Languages & Runtimes
- TypeScript — default language for every shipping project. Strict mode, zod for runtime validation.
- Node.js (v20 LTS) — MCP servers, CLI tools, serverless functions.
- Python — data pipelines, ML experiments, scripting.
- Bash / Zsh — daily automation glue.
Frontend
- Astro.js v5+ — static-first with islands. Default choice for corporate sites, portfolios, and content-heavy pages. This site itself runs on Astro 6.
- Next.js — when an app needs server actions, ISR, or edge-side rendering beyond static. Frontend shell for Supabase-backed dashboards.
- Tailwind CSS v4 — utility-first styling, no framework overhead.
- shadcn/ui — when Next.js; borrowed into Astro when needed.
- Lucide Icons — consistent icon system.
Backend & Data
- Supabase — PostgreSQL, auth, storage, realtime, edge functions. My default backend for anything that needs a database.

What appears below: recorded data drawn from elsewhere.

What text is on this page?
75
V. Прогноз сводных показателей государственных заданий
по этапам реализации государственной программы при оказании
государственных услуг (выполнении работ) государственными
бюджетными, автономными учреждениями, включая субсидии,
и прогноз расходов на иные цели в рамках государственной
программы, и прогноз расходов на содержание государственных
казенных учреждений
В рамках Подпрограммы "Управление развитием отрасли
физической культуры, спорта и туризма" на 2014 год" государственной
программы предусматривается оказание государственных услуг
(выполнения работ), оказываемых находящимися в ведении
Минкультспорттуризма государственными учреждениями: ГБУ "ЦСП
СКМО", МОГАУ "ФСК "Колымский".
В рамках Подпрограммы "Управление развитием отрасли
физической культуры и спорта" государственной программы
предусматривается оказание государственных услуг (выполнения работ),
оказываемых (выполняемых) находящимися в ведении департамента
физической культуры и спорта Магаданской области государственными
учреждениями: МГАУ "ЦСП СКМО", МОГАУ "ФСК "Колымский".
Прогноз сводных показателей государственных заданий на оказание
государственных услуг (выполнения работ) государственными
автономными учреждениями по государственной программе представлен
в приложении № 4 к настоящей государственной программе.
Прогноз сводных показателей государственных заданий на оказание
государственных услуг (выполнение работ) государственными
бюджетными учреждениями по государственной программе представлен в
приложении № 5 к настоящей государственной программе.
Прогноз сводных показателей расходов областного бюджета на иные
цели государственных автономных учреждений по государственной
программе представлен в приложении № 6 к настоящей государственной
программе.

- PostgreSQL — raw when I need performance tuning, pgvector for RAG.
- Vercel — hosting, edge functions, Speed Insights, Analytics, Cron. Also where this site lives.
- Trigger.dev v3 — code-first background jobs and long-running tasks replacing n8n for production workflows.
AI Infrastructure
- Retrieval-Augmented Generation (RAG) — pgvector + Supabase for most cases; Pinecone when scale justifies it.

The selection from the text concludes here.